Thermal Behavior of Spark Plasma Sintered Alumina-Based Nanocomposites

\(\hbox {Al}_{2}\hbox {O}_{3}\)/SiC and \(\hbox {Al}_{2}\hbox {O}_{3}\)–CNT nanocomposites have been fabricated by spark plasma sintering (SPS). Thermal properties (e.g., thermal diffusivity, specific heat capacity, and thermal conductivity) of the nanocomposites have been investigated at room temperature and at elevated temperatures for different nanophase contents and SPS temperatures. The field emission scanning electron microscopy with energy-dispersive spectroscopy, and transmission electron microscopy has been used to investigate the microstructure of nanocomposites. The thermal properties of the nanocomposites as well as those of pure alumina were investigated using direct measurement methods. The results showed that a maximum thermal conductivity of 34 W/m K was achieved on alumina after SPS at \(1400\,^{\circ }\hbox {C}\), while alumina containing 5 wt% SiC and 1 wt% MWCNTs nanocomposites have maximum thermal conductivities of 24.15 W/m K and 29.62 W/m K, respectively, at a SPS temperature of \(1500\,^{\circ }\hbox {C}\).
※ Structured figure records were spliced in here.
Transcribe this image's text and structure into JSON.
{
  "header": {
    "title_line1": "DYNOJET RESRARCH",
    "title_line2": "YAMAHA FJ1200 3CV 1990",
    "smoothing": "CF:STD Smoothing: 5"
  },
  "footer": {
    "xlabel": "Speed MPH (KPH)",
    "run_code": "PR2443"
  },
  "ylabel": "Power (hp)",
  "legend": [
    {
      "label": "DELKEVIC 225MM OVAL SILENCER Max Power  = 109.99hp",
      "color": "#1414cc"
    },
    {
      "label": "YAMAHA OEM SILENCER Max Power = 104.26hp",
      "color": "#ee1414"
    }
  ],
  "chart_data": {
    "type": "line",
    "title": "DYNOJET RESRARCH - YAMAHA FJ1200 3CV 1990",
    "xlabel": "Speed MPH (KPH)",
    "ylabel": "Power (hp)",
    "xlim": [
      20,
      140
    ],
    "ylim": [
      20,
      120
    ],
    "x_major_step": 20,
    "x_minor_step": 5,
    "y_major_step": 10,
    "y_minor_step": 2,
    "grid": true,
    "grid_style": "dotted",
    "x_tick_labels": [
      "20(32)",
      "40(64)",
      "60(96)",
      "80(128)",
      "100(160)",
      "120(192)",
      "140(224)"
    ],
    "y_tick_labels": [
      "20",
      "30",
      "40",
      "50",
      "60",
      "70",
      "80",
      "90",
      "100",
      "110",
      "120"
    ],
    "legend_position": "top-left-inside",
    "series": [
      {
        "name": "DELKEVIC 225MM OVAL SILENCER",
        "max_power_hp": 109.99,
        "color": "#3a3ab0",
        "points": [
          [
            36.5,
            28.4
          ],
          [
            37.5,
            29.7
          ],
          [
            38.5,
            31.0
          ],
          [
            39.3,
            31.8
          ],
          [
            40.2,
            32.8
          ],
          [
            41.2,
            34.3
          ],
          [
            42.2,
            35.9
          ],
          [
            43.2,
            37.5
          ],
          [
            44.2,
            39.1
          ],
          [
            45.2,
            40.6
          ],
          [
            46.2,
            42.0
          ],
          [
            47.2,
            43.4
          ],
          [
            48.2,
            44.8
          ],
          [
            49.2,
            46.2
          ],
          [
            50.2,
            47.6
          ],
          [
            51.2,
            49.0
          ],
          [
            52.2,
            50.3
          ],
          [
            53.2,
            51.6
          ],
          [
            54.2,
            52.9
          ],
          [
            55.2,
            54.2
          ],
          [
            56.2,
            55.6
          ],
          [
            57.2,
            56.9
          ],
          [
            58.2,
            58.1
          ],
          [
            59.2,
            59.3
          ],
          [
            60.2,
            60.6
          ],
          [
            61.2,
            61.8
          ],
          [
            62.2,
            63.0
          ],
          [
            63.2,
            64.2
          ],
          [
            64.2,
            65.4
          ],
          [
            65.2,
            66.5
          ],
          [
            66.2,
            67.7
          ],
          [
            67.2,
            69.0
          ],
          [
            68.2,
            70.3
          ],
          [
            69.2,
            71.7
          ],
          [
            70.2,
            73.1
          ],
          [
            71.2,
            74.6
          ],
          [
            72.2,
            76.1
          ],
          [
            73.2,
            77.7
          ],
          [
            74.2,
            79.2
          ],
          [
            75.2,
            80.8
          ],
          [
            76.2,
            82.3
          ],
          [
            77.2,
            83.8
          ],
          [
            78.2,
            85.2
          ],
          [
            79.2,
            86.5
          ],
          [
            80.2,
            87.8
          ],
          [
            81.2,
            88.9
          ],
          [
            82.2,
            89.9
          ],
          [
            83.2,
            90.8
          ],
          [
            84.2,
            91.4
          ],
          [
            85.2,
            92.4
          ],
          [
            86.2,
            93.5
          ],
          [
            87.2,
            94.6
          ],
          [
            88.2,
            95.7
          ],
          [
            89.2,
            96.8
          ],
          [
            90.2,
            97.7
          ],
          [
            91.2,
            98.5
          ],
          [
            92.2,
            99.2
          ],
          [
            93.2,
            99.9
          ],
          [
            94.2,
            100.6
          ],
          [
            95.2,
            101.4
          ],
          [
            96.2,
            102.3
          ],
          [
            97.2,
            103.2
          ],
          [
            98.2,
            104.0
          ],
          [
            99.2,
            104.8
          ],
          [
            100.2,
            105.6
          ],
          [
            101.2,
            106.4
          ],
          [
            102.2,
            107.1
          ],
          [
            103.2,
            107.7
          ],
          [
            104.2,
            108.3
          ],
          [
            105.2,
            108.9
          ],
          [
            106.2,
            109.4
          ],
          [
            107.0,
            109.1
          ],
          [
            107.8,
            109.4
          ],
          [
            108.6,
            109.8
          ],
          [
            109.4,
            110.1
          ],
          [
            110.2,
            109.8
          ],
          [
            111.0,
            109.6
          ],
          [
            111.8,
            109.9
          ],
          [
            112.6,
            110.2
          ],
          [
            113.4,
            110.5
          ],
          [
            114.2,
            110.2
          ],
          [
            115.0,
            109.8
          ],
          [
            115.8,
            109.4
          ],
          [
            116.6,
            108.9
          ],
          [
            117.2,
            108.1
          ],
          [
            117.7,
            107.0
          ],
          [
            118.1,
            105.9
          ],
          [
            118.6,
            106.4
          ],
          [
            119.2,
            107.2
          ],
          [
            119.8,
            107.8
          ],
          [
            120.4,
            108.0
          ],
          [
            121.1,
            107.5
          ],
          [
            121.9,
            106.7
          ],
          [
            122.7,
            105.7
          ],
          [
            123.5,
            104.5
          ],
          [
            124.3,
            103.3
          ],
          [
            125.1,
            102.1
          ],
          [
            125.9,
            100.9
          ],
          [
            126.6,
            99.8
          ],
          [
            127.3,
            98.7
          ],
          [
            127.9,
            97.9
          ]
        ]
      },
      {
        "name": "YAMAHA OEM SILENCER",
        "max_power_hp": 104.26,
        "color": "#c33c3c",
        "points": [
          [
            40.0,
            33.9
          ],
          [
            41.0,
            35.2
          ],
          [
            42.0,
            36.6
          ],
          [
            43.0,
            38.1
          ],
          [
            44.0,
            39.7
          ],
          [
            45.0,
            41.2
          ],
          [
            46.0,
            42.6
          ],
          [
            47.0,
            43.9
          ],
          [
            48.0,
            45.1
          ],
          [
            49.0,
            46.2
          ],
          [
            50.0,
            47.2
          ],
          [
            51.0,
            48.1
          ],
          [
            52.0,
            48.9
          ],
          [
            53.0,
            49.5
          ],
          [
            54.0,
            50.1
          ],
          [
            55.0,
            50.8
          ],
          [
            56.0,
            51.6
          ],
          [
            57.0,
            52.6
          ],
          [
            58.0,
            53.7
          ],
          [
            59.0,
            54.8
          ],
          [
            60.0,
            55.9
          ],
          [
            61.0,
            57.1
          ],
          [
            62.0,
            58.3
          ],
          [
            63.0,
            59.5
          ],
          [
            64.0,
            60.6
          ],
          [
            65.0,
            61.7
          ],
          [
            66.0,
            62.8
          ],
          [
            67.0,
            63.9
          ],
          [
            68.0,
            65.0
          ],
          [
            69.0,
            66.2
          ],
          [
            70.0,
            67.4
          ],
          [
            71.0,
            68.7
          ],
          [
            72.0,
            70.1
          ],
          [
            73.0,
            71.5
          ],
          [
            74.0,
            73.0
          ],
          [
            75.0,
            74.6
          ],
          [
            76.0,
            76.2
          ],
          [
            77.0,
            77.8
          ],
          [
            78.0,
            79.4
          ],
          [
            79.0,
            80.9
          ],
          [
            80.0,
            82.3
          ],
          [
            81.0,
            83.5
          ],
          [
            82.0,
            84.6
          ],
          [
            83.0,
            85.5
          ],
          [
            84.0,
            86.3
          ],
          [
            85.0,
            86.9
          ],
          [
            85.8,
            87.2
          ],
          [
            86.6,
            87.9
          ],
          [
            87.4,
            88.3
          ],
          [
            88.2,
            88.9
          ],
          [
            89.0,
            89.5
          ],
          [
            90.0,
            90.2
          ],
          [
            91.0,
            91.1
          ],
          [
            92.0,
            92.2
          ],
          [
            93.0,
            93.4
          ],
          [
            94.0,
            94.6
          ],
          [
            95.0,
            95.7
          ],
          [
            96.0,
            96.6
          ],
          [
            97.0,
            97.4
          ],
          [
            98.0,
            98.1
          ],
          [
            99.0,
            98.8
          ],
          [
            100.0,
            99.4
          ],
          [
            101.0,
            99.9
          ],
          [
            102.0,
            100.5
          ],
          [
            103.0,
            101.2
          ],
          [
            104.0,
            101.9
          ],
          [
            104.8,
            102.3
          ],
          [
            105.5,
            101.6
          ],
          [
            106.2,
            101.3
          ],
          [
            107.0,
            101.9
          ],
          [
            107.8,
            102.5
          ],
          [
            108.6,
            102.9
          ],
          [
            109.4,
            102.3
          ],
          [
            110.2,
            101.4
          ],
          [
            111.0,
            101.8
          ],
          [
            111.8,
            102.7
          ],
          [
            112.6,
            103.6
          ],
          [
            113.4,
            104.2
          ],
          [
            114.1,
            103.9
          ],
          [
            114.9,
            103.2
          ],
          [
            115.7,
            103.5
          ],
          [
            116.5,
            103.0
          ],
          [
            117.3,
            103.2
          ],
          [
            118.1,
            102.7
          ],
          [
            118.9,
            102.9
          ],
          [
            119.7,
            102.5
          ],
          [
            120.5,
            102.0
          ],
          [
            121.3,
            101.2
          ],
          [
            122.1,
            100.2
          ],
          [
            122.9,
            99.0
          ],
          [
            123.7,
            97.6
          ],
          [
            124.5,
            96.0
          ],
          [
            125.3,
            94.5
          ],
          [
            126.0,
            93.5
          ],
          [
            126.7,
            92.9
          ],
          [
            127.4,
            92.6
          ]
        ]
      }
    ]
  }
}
The thermal properties of alumina decrease with the addition of the SiC and MWCNT nanophases, increasing its suitability for electro-discharge machining and fabrication of affordable products with intricate parts. The thermal behaviors of pure alumina and of the nanocomposites at elevated temperatures showed a decrease in the thermal diffusivity and thermal conductivity of alumina–SiC nanocomposites with increasing measurement temperature, while the specific heat capacity increased with increasing measuring temperature. The measurement properties correlated with the microstructure, and various transport phenomena were clearly explained.